Para lidar com o desafio, os pesquisadores de Toronto estão buscando o que descrevem como uma metodologia de fusão, na qual eles examinam dados da internet no contexto de acontecimentos do mundo real.

“Tivemos um forte palpite de que, para compreender o que acontecia no espaço cibernético, precisávamos coletar dois grupos completamente diferentes de dados”, disse Rohozinski. “Por outro lado, precisávamos também de dados técnicos gerados de arquivos de anotações da internet. O outro componente é tentar compreender o que está acontecendo no mundo virtual entrevistando pessoas, e entendendo como as instituições funcionam”.

Investigadores virtuais veteranos concordam que os melhores detetives de dados precisam ir além da internet. Eles podem até precisar usar luvas de couro.

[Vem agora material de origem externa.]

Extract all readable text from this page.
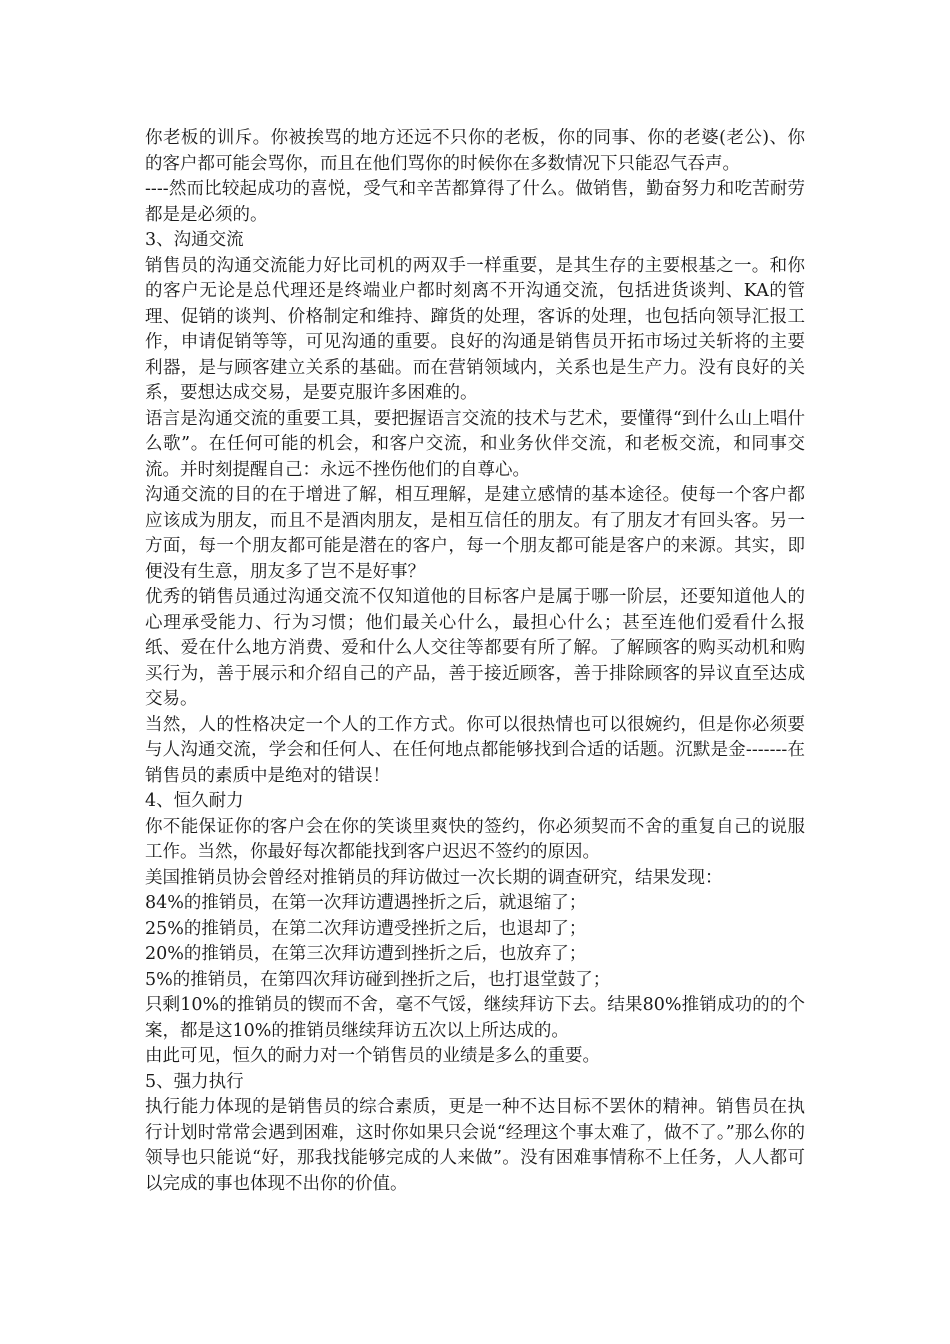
你老板的训斥。你被挨骂的地方还远不只你的老板，你的同事、你的老婆(老公)、你的客户都可能会骂你，而且在他们骂你的时候你在多数情况下只能忍气吞声。

----然而比较起成功的喜悦，受气和辛苦都算得了什么。做销售，勤奋努力和吃苦耐劳都是是必须的。

3、沟通交流

销售员的沟通交流能力好比司机的两双手一样重要，是其生存的主要根基之一。和你的客户无论是总代理还是终端业户都时刻离不开沟通交流，包括进货谈判、KA的管理、促销的谈判、价格制定和维持、蹿货的处理，客诉的处理，也包括向领导汇报工作，申请促销等等，可见沟通的重要。良好的沟通是销售员开拓市场过关斩将的主要利器，是与顾客建立关系的基础。而在营销领域内，关系也是生产力。没有良好的关系，要想达成交易，是要克服许多困难的。

语言是沟通交流的重要工具，要把握语言交流的技术与艺术，要懂得“到什么山上唱什么歌”。在任何可能的机会，和客户交流，和业务伙伴交流，和老板交流，和同事交流。并时刻提醒自己：永远不挫伤他们的自尊心。

沟通交流的目的在于增进了解，相互理解，是建立感情的基本途径。使每一个客户都应该成为朋友，而且不是酒肉朋友，是相互信任的朋友。有了朋友才有回头客。另一方面，每一个朋友都可能是潜在的客户，每一个朋友都可能是客户的来源。其实，即便没有生意，朋友多了岂不是好事？

优秀的销售员通过沟通交流不仅知道他的目标客户是属于哪一阶层，还要知道他人的心理承受能力、行为习惯；他们最关心什么，最担心什么；甚至连他们爱看什么报纸、爱在什么地方消费、爱和什么人交往等都要有所了解。了解顾客的购买动机和购买行为，善于展示和介绍自己的产品，善于接近顾客，善于排除顾客的异议直至达成交易。

当然，人的性格决定一个人的工作方式。你可以很热情也可以很婉约，但是你必须要与人沟通交流，学会和任何人、在任何地点都能够找到合适的话题。沉默是金-------在销售员的素质中是绝对的错误！

4、恒久耐力

你不能保证你的客户会在你的笑谈里爽快的签约，你必须契而不舍的重复自己的说服工作。当然，你最好每次都能找到客户迟迟不签约的原因。

美国推销员协会曾经对推销员的拜访做过一次长期的调查研究，结果发现：

84%的推销员，在第一次拜访遭遇挫折之后，就退缩了；

25%的推销员，在第二次拜访遭受挫折之后，也退却了；

20%的推销员，在第三次拜访遭到挫折之后，也放弃了；

5%的推销员，在第四次拜访碰到挫折之后，也打退堂鼓了；

只剩10%的推销员的锲而不舍，毫不气馁，继续拜访下去。结果80%推销成功的的个案，都是这10%的推销员继续拜访五次以上所达成的。

由此可见，恒久的耐力对一个销售员的业绩是多么的重要。

5、强力执行

执行能力体现的是销售员的综合素质，更是一种不达目标不罢休的精神。销售员在执行计划时常常会遇到困难，这时你如果只会说“经理这个事太难了，做不了。”那么你的领导也只能说“好，那我找能够完成的人来做”。没有困难事情称不上任务，人人都可以完成的事也体现不出你的价值。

“Não podemos ficar míopes acerca de nossas ferramentas”, disse Kent Anderson, investigador de segurança e membro do comitê de gerenciamento de segurança da Associação de Controle e Auditoria de Sistemas de Informações. “Eu constantemente me deparo com bons tecnólogos. Eles sabem como usar os softwares, mas não compreendem como suas ferramentas se encaixam no cenário mais amplo da investigação”.